Reverse Proxies and the "Location" or "Content-Location" headers.

2004-12-30

Turns out the proper name for what I am attempting to do with isapi_reward is a "reverse proxy". I want users to be able to access a number of web applications through a single machine, with the web applications possibly deployed on different machines.

Specifically I am interested in one particular use-case. I want to write web applications in Java, and be able to deploy those applications on a company intranet. I want the web applications able to run stand-alone (as sometimes that is all you need). I want those web applications work well on a company intranet, and most of the time that means support for NTLM authentication. I would also like to allow the web application to reside on it's own machine, and be accessible to users through a common website with a stable (permanently bookmarkable) address.

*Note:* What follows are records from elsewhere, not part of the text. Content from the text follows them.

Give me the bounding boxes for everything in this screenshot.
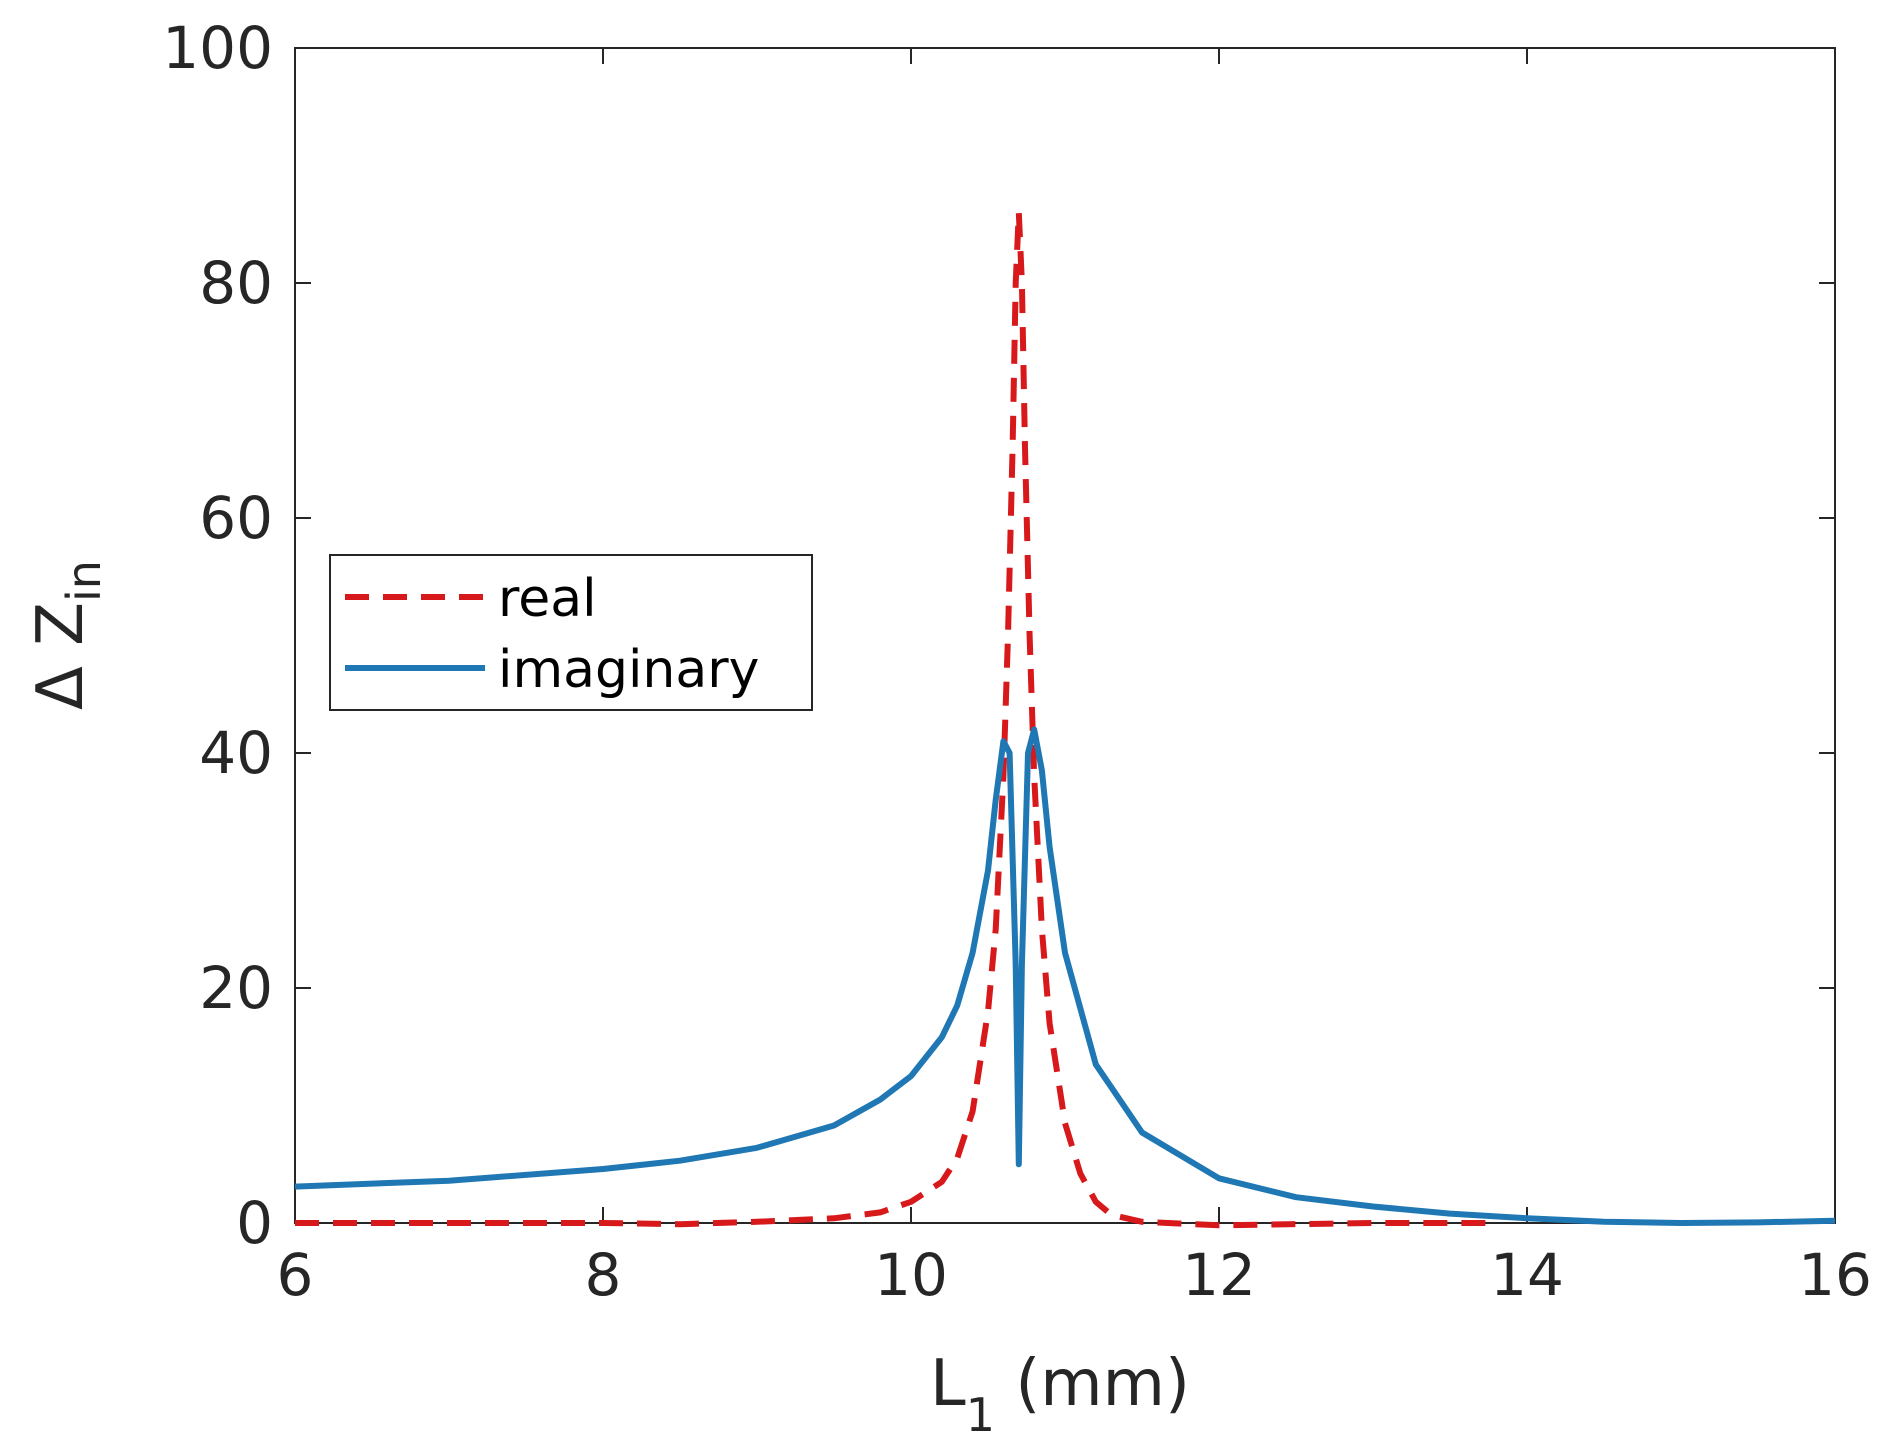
series-line-real bbox=[295, 209, 1497, 1229]
y-axis-title-sub: in bbox=[57, 560, 111, 602]
x-axis-title-unit: (mm) bbox=[995, 1347, 1190, 1421]
x-axis-title-sub: 1 bbox=[966, 1388, 995, 1442]
tick-labels: 6 8 10 12 14 16 0 20 40 60 80 100 bbox=[162, 14, 1872, 1309]
x-axis-title: L1 (mm) bbox=[930, 1347, 1190, 1442]
y-axis-title-main: Δ Z bbox=[24, 602, 98, 710]
y-axis-title: Δ Zin bbox=[24, 560, 111, 710]
legend-box bbox=[329, 554, 813, 711]
series-line-imaginary bbox=[294, 726, 1836, 1226]
legend: real imaginary bbox=[329, 554, 813, 711]
y-tick-label: 40 bbox=[199, 719, 273, 787]
x-tick-label: 6 bbox=[277, 1241, 314, 1309]
y-tick-label: 60 bbox=[199, 484, 273, 552]
y-tick-label: 100 bbox=[162, 14, 273, 82]
legend-label-imaginary: imaginary bbox=[498, 640, 759, 700]
legend-label-real: real bbox=[498, 569, 597, 629]
x-axis-title-main: L bbox=[930, 1347, 966, 1421]
x-tick-label: 8 bbox=[585, 1241, 622, 1309]
x-tick-label: 12 bbox=[1182, 1241, 1256, 1309]
y-tick-label: 0 bbox=[236, 1189, 273, 1257]
y-tick-label: 20 bbox=[199, 954, 273, 1022]
series-layer bbox=[294, 209, 1836, 1229]
y-tick-label: 80 bbox=[199, 249, 273, 317]
x-tick-label: 14 bbox=[1490, 1241, 1564, 1309]
x-tick-label: 10 bbox=[874, 1241, 948, 1309]
x-tick-label: 16 bbox=[1798, 1241, 1872, 1309]
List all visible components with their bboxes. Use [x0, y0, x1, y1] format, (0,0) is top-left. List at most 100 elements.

By using IIS as a front-end we get first-class support for NTLM authentication. We also get efficient native-code SSL (https) support -- Java code doing encryption is just not a good idea if you want to scale.

Note this spins the design considerations in a number of ways. I am not interested in caching by the proxy. I am interested in only the highest possible server throughput. I am interested in only the highest possible stability under load and over time. I am not interested in extraneous features that compromise throughput or stability.

This means supporting only HTTP/1.1 between the proxy and backend servers. This means keeping the connection(s) between the proxy and backend servers open for long periods of time, and multiplexing requests from different users over the same common backend connections (looks like this makes HTTP 1.1 pipelining dubious).

Got the re-write to use I/O Completion Ports working. I still find it spooky when large chunks of newly-written code work the first time :). The connection-maker thread makes the connection, and passes the connection to the background I/O thread. There can be any number of connection-maker or I/O threads, but I suspect one of each is optimal or near-optimal for nearly all websites. Stepped through most of the code with the debugger (one of those "best practices" I find worthwhile). The request/response cycle between the client and the backend server through the proxy works, and headers are rewritten as I understand they should be.

That last is the current problem. Clearly I need to do something so the (relative) links in the response are interpreted correctly by the web browser. I think this means using the Content-Location and Location headers, but I still am unclear as to the exact semantics.

Also I am not interested in attempting to re-write HTML links inside the response (this just seems like a generally Bad Idea).

Reading the RFC is not enough to make this bit clear. Guess it is back to Google and a bit of experimenting.